To go along with Urbie's earlier pic of the army of taxis outside Sendai Station、which serviced 113,000 people per workday in 2005 according to the Japanese-language Wikipedia.
Ex-Ith, here's some ground-level shots of that long mall (you'll find malls like these in every major and most minor cities in Japan):
And a nice to way to round things up:
EDIT: a bunch of the pics arent showing up, I forgot that Geocities sucks.
Kawasaki is a spitting image of Newark-Jersey City and environs, right down to the steel and petrol processing plants (and the accompanying smell) and its location "across the River" from Tokyo. My friend Ryoko who grew up in Teaneck, NJ refers to Kawasaki and northern Yokohama as "The Jersey Turnpike."
The closest you will find to Rustbelt cities are the Sea of Japan mini-cities like Niigata, Akita and Aomori. The Sea of Japan-side of the country has lagged behind the Pacific Coast in terms of development and job retention. Most of these cities are losing population to Tokyo, Yokohama, Fukuoka and the booming Kyoto suburbs in Shiga Prefecture.
One exception to this rule is Kita-Kyushu, a city of a million people less than 30 minutes north of Fukuoka. It is a dirty-industry hub and frankly is uglier than some of those faceless Chinese cities whose skylines are obscured by yellow haze.
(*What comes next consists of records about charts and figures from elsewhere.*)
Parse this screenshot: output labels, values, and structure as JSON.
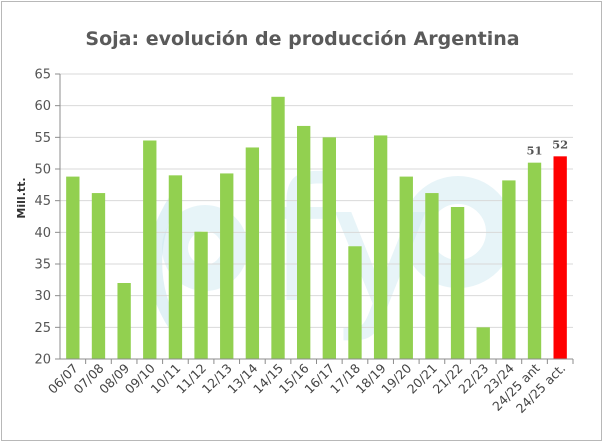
{
  "chart_data": {
    "type": "bar",
    "title": "Soja: evolución de producción Argentina",
    "ylabel": "Mill.tt.",
    "xlabel": "",
    "ylim": [
      20,
      65
    ],
    "yticks": [
      20,
      25,
      30,
      35,
      40,
      45,
      50,
      55,
      60,
      65
    ],
    "grid": true,
    "legend": "none",
    "watermark": "OFyO",
    "categories": [
      "06/07",
      "07/08",
      "08/09",
      "09/10",
      "10/11",
      "11/12",
      "12/13",
      "13/14",
      "14/15",
      "15/16",
      "16/17",
      "17/18",
      "18/19",
      "19/20",
      "20/21",
      "21/22",
      "22/23",
      "23/24",
      "24/25 ant",
      "24/25 act."
    ],
    "values": [
      48.8,
      46.2,
      32.0,
      54.5,
      49.0,
      40.1,
      49.3,
      53.4,
      61.4,
      56.8,
      55.0,
      37.8,
      55.3,
      48.8,
      46.2,
      44.0,
      25.0,
      48.2,
      51.0,
      52.0
    ],
    "data_labels": [
      {
        "index": 18,
        "text": "51"
      },
      {
        "index": 19,
        "text": "52"
      }
    ],
    "colors": {
      "bar": "#92d050",
      "highlight": "#ff0000",
      "grid": "#d9d9d9",
      "axis": "#8c8c8c",
      "watermark": "#c9e6ef"
    },
    "highlight_index": 19
  }
}
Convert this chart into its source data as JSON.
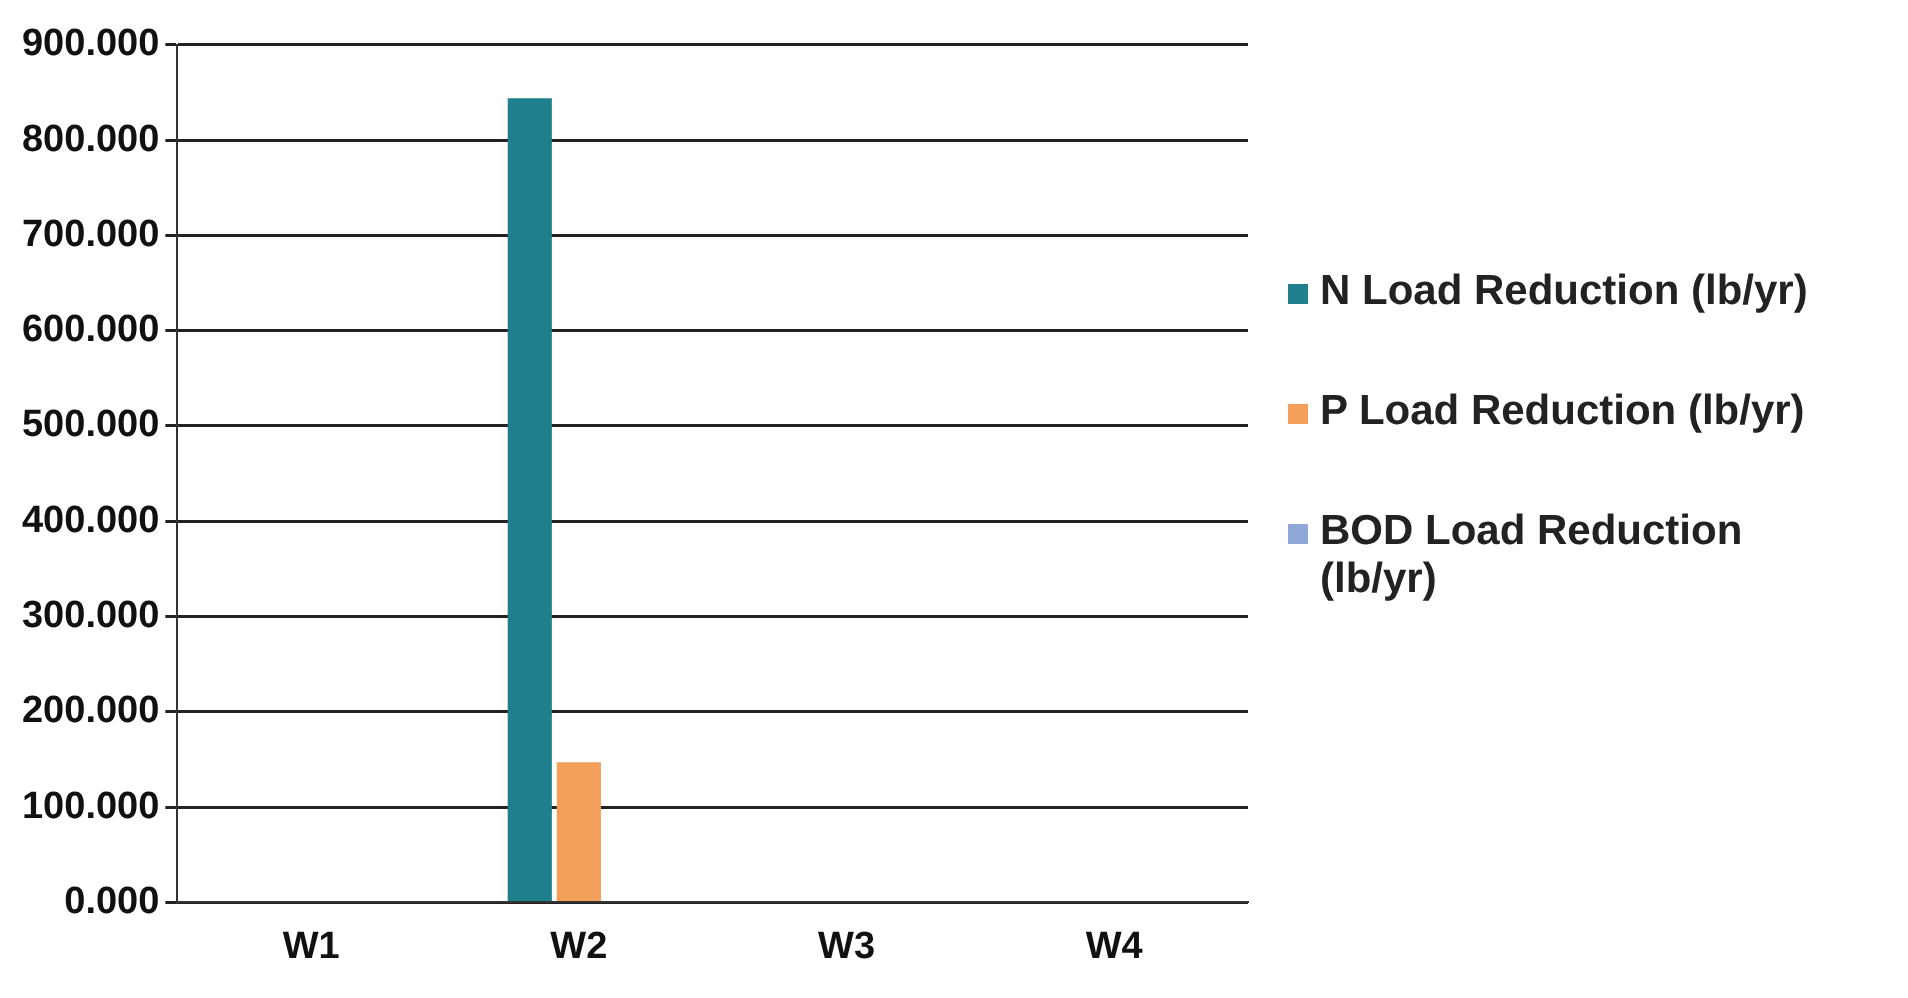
{
  "chart_data": {
    "type": "bar",
    "categories": [
      "W1",
      "W2",
      "W3",
      "W4"
    ],
    "series": [
      {
        "name": "N Load Reduction (lb/yr)",
        "color": "#1f7f8c",
        "values": [
          0,
          844,
          0,
          0
        ]
      },
      {
        "name": "P Load Reduction (lb/yr)",
        "color": "#f5a05a",
        "values": [
          0,
          147,
          0,
          0
        ]
      },
      {
        "name": "BOD Load Reduction (lb/yr)",
        "color": "#8fa8d8",
        "values": [
          0,
          0,
          0,
          0
        ]
      }
    ],
    "ylim": [
      0,
      900
    ],
    "yticks": [
      {
        "value": 0,
        "label": "0.000"
      },
      {
        "value": 100,
        "label": "100.000"
      },
      {
        "value": 200,
        "label": "200.000"
      },
      {
        "value": 300,
        "label": "300.000"
      },
      {
        "value": 400,
        "label": "400.000"
      },
      {
        "value": 500,
        "label": "500.000"
      },
      {
        "value": 600,
        "label": "600.000"
      },
      {
        "value": 700,
        "label": "700.000"
      },
      {
        "value": 800,
        "label": "800.000"
      },
      {
        "value": 900,
        "label": "900.000"
      }
    ],
    "grid": "y",
    "legend": "right"
  }
}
I'll try to dig up some pics of Kita-Kyushu. Trivia: Kokura (one of Kita-Kyushu's wards) was the primary target of the nuclear weapon Fat Man on August 9, 1945. Major Charles Sweeney had orders to drop the bomb visually, but the city was obscured by clouds. Hence Nagasaki, the secondary target, was where the bomb was dropped. The expression "Kokura's luck" thereafter became common in Japan to refer to occasions when someone avoids something unpleasant without his knowledge.